Regia di Andrei Tarkovsky vedi scheda film
Andreij Rublëv è stato girato fra il 1965/66 (ma in patria è uscito solo nel 1971 per problemi di censura) all’inizio del periodo cosiddetto “di stagnazione”, quando l’allora URSS era governata da Leonid Brežnev. La trama del film riguarda la vita del grande pittore di icone eponimo, monaco vissuto nel XV secolo, (interpretato da Anatolij Solony?in, l’attore preferito del regista) nonostante se ne abbiano poche notizie certe. Era un’epoca in cui la Russia era divisa in molti principati e gli artisti non erano autonomi, ma si spostavano di luogo in luogo per eseguire le opere commissionate seguendo canoni prestabiliti.
Lo schema narrativo è ad episodi, distanziati nel tempo e nello spazio, senza però essere frammentario perché vi sono riscontri e rimando fra gli stessi; si può dire, a grandi linee, che nella prima parte sono poste i temi e le questioni che nella seconda parte trovano una loro soluzione rivelando la struttura simmetrica: funge da snodo centrale il massacro compiuto nella città di Vladimir e il dialogo che ne segue fra Andreij e il fantasma del suo maestro, Teofane il Greco (Nikolaj Sergeev), le cui parole svelano il senso profondo del film “Impara a compiere il bene, sottoponiti al Giudizio, solleva coloro che sono oppressi e avrai fatto tutto quello che devi. È tutto quello che devi.” Il fare, e farlo bene, è cioè superiore al voler essere.
Il prologo della mongolfiera, in cui un monaco tenta di sollevarsi al disopra della realtà staccandosi da essa (concretamente e metaforicamente) e finisce sfracellato al suolo, trova corrispondenza e il tentativo viene confutato dall’episodio finale della fusione della campana in cui il ragazzo, con le sue forze e il suo spirito di iniziativa si confronta con la realtà sporcandosi letteralmente le mani ed ottiene il risultato senza ricorrere pedissequamente alla tradizione ma solo sfruttando le proprie capacità poste al servizio della comunità.
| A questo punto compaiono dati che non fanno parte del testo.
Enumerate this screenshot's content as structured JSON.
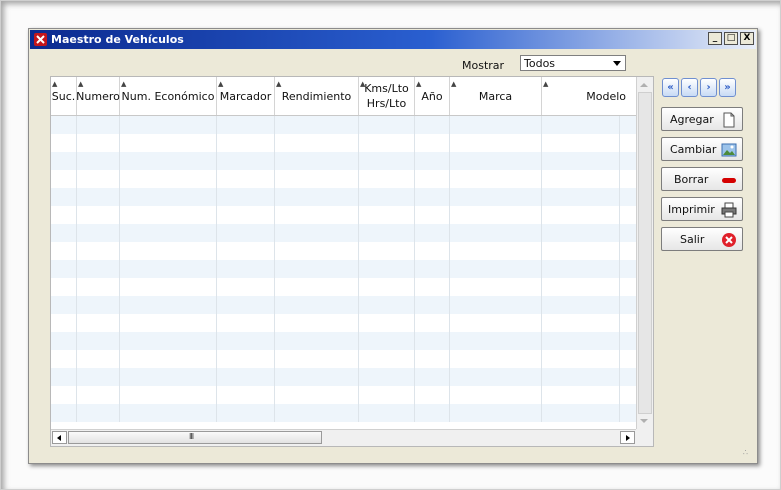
{
  "window": {
    "title": "Maestro de Vehículos",
    "controls": {
      "minimize": "_",
      "maximize": "□",
      "close": "X"
    }
  },
  "filter": {
    "label": "Mostrar",
    "selected": "Todos"
  },
  "table": {
    "columns": [
      "Suc.",
      "Numero",
      "Num. Económico",
      "Marcador",
      "Rendimiento",
      "Kms/Lto\nHrs/Lto",
      "Año",
      "Marca",
      "Modelo"
    ],
    "rows": []
  },
  "scrollbar": {
    "grip": "III"
  },
  "navigation": {
    "first": "«",
    "prev": "‹",
    "next": "›",
    "last": "»"
  },
  "actions": {
    "add": "Agregar",
    "edit": "Cambiar",
    "delete": "Borrar",
    "print": "Imprimir",
    "exit": "Salir"
  },
  "colors": {
    "title_gradient_start": "#0b2a8f",
    "row_stripe": "#eef5fb",
    "delete_icon": "#d40000",
    "exit_icon": "#e0202a"
  }
}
Così anche nell’episodio della festa pagana, il tema della soddisfazione degli istinti corporali, principalmente il sesso rifiutato da Andrej che si isola, trova la sua corrispondenza nella scelta della ragazza muta e folle, che Andrej protegge confinandola nel monastero, di andare con i Tartari come compagna e trovare anche un proprio ruolo sociale. E il monaco Kyrill (Ivan Lapikov) collaboratore di Andrej, che per invidia di questi abbandona polemicamente il monastero, alla fine vi ritorna ad espiare le sue colpe, conscio dei propri errori, e svela di essere stato lui a denunciare il buffone (Roland Bykov), che sbeffeggiava i boiardi nel primo episodio, scagionando Andrej.
Viene spontaneo, poi, vedere un parallelo fra la cattura del buffone nel primo episodio e l’attività di repressione del dissenso da parte della odierna polizia politica, che ha cambiato tanti nomi (Terza Sezione, Okhrana, Ceka, GPU, NKVD, KGB e ora FSB) ma è sempre rimasta la stessa struttura oppressiva, così come lo scempio di Vladimir ricorda le efferatezze dei nazisti durante l’invasione e forse non solo quelle: come dice Andrej (Rublëv o Tarkovskij?) “Russia, Russia, sempre disposta a sopportare tutto, a subire tutto”.
Il film, girato in uno splendido bianconero si conclude con un’esplosione di colore mostrando particolari delle icone di Andrej Rublëv, come uno sbocciare di fiori germogliati dai semi presenti nelle vicende narrate: l’arte come espressione sublimata della vita.
Il regista cura in particolar modo gli aspetti visivi scegliendo le inquadrature (spesso dall’alto e in campo lungo) con un montaggio fluido, anche con piani sequenza, e facendo prevalere lo sguardo sulla parola, comunica così il proprio pensiero con un ritmo solenne e perfettamente funzionale alla narrazione che riguarda l’animo più che le azioni in sé dei personaggi; una lode in particolare va alla suggestiva fotografia in bianconero di V. Jusov e all’ottima recitazione degli attori, ben diretti da Tarkovskij.
Andreij Rublëv è senz’altro un capolavoro assoluto e rientra nei più grandi film della storia del cinema.